Christoph Zürcher

Der Autor ist ein neuer Karl May und er schreibt einfach gut

Die letzten wahren Abenteuer: Ferien bei den Kannibalen. Skirennen in Afghanistan. Neandertaler-Diät in West Virginia. Zu Fuß durch Mexiko City. Marathon im Dschungel des Amazonas. Auf der Suche nach Bin Laden in Pakistan. Stelldichein mit Riesenechsen und Piraten. Flucht vor den stärksten Frauen der Welt.

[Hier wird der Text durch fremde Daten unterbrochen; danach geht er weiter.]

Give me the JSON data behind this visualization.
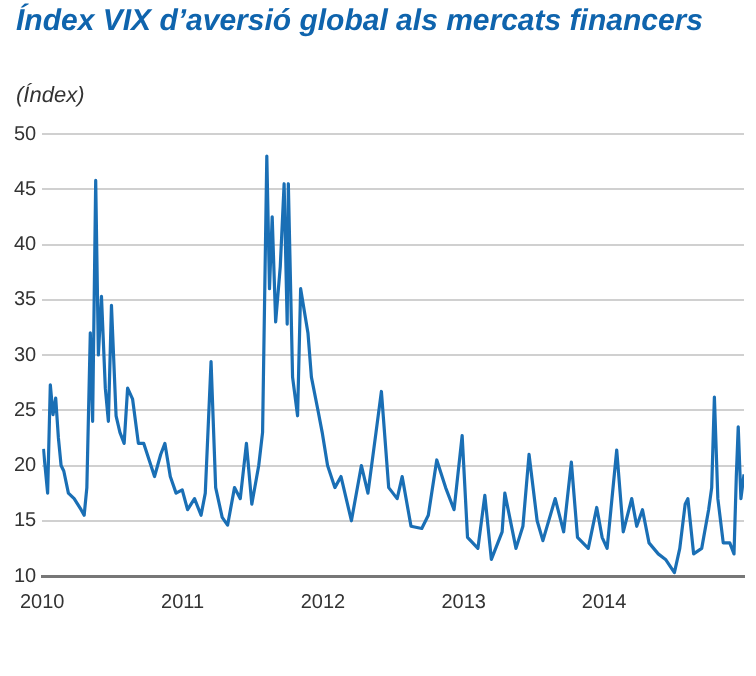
{
  "chart_data": {
    "type": "line",
    "title": "Índex VIX d’aversió global als mercats financers",
    "ylabel": "(Índex)",
    "x": [
      "2010-01-04",
      "2010-01-15",
      "2010-01-22",
      "2010-01-29",
      "2010-02-05",
      "2010-02-12",
      "2010-02-19",
      "2010-02-26",
      "2010-03-10",
      "2010-03-25",
      "2010-04-12",
      "2010-04-20",
      "2010-04-27",
      "2010-05-06",
      "2010-05-12",
      "2010-05-20",
      "2010-05-27",
      "2010-06-04",
      "2010-06-14",
      "2010-06-22",
      "2010-06-30",
      "2010-07-12",
      "2010-07-22",
      "2010-08-02",
      "2010-08-11",
      "2010-08-24",
      "2010-09-08",
      "2010-09-22",
      "2010-10-06",
      "2010-10-20",
      "2010-11-05",
      "2010-11-16",
      "2010-11-30",
      "2010-12-15",
      "2010-12-31",
      "2011-01-14",
      "2011-02-01",
      "2011-02-18",
      "2011-03-01",
      "2011-03-16",
      "2011-03-28",
      "2011-04-14",
      "2011-04-28",
      "2011-05-16",
      "2011-05-31",
      "2011-06-16",
      "2011-06-30",
      "2011-07-18",
      "2011-07-28",
      "2011-08-08",
      "2011-08-15",
      "2011-08-22",
      "2011-08-31",
      "2011-09-12",
      "2011-09-22",
      "2011-09-30",
      "2011-10-03",
      "2011-10-14",
      "2011-10-27",
      "2011-11-04",
      "2011-11-23",
      "2011-12-02",
      "2011-12-19",
      "2011-12-30",
      "2012-01-13",
      "2012-02-01",
      "2012-02-17",
      "2012-03-15",
      "2012-04-10",
      "2012-04-27",
      "2012-05-18",
      "2012-06-01",
      "2012-06-20",
      "2012-07-12",
      "2012-07-25",
      "2012-08-17",
      "2012-09-14",
      "2012-10-01",
      "2012-10-23",
      "2012-11-15",
      "2012-12-07",
      "2012-12-28",
      "2013-01-11",
      "2013-02-07",
      "2013-02-25",
      "2013-03-14",
      "2013-04-11",
      "2013-04-18",
      "2013-05-17",
      "2013-06-04",
      "2013-06-20",
      "2013-07-11",
      "2013-07-26",
      "2013-08-27",
      "2013-09-18",
      "2013-10-08",
      "2013-10-24",
      "2013-11-21",
      "2013-12-13",
      "2013-12-27",
      "2014-01-09",
      "2014-02-03",
      "2014-02-20",
      "2014-03-14",
      "2014-03-27",
      "2014-04-11",
      "2014-04-28",
      "2014-05-22",
      "2014-06-10",
      "2014-07-03",
      "2014-07-17",
      "2014-07-31",
      "2014-08-07",
      "2014-08-22",
      "2014-09-12",
      "2014-09-30",
      "2014-10-08",
      "2014-10-15",
      "2014-10-24",
      "2014-11-07",
      "2014-11-24",
      "2014-12-05",
      "2014-12-11",
      "2014-12-16",
      "2014-12-23",
      "2014-12-31"
    ],
    "series": [
      {
        "color": "#1a6fb5",
        "values": [
          21.5,
          17.5,
          27.3,
          24.6,
          26.1,
          22.5,
          20,
          19.5,
          17.5,
          17,
          16,
          15.5,
          18,
          32,
          24,
          45.8,
          30,
          35.3,
          27,
          24,
          34.5,
          24.5,
          23,
          22,
          27,
          26,
          22,
          22,
          20.5,
          19,
          21,
          22,
          19,
          17.5,
          17.8,
          16,
          17,
          15.5,
          17.5,
          29.4,
          18,
          15.3,
          14.6,
          18,
          17,
          22,
          16.5,
          20,
          23,
          48,
          36,
          42.5,
          33,
          38,
          45.5,
          32.8,
          45.5,
          28,
          24.5,
          36,
          32,
          28,
          25,
          23,
          20,
          18,
          19,
          15,
          20,
          17.5,
          23,
          26.7,
          18,
          17,
          19,
          14.5,
          14.3,
          15.5,
          20.5,
          18,
          16,
          22.7,
          13.5,
          12.5,
          17.3,
          11.5,
          14,
          17.5,
          12.5,
          14.5,
          21,
          15,
          13.2,
          17,
          14,
          20.3,
          13.5,
          12.5,
          16.2,
          13.5,
          12.5,
          21.4,
          14,
          17,
          14.5,
          16,
          13,
          12,
          11.5,
          10.3,
          12.5,
          16.5,
          17,
          12,
          12.5,
          16,
          18,
          26.2,
          17,
          13,
          13,
          12,
          19,
          23.5,
          17,
          19.2
        ]
      }
    ],
    "xlim": [
      "2010-01-01",
      "2014-12-31"
    ],
    "xticks": [
      {
        "value": "2010-01-01",
        "label": "2010"
      },
      {
        "value": "2011-01-01",
        "label": "2011"
      },
      {
        "value": "2012-01-01",
        "label": "2012"
      },
      {
        "value": "2013-01-01",
        "label": "2013"
      },
      {
        "value": "2014-01-01",
        "label": "2014"
      }
    ],
    "ylim": [
      10,
      50
    ],
    "yticks": [
      10,
      15,
      20,
      25,
      30,
      35,
      40,
      45,
      50
    ],
    "grid": "y",
    "legend": false,
    "marker": "none",
    "line_style": "solid"
  }
}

Wie ich Kannibalen, Taliban und die stärksten Frauen der Welt überlebteProbleme sind Programm: Was passiert, wenn man dorthin reist, wo man besser nicht hingehen sollte? Christoph Zürcher lässt nichts aus. Er überschreitet Grenzen, dass jedem Mallorca-Touristen das Blut in den Adern gefriert. Ganz nach dem Motto: „Probleme lassen sich zuweilen auch dadurch lösen, dass man sich noch größere Probleme aufhalst“. Dabei ist der Autor ein „Don Quijote der Moderne“, der schnell an die Grenzen seiner mentalen und körperlichen Möglichkeiten gelangt. Bei all diesen Dramen leidet der Leser qualvoll mit und stellt immer wieder fassungslos fest, dass man auch bei den härtesten Bewährungsproben über sich selbst lachen kann.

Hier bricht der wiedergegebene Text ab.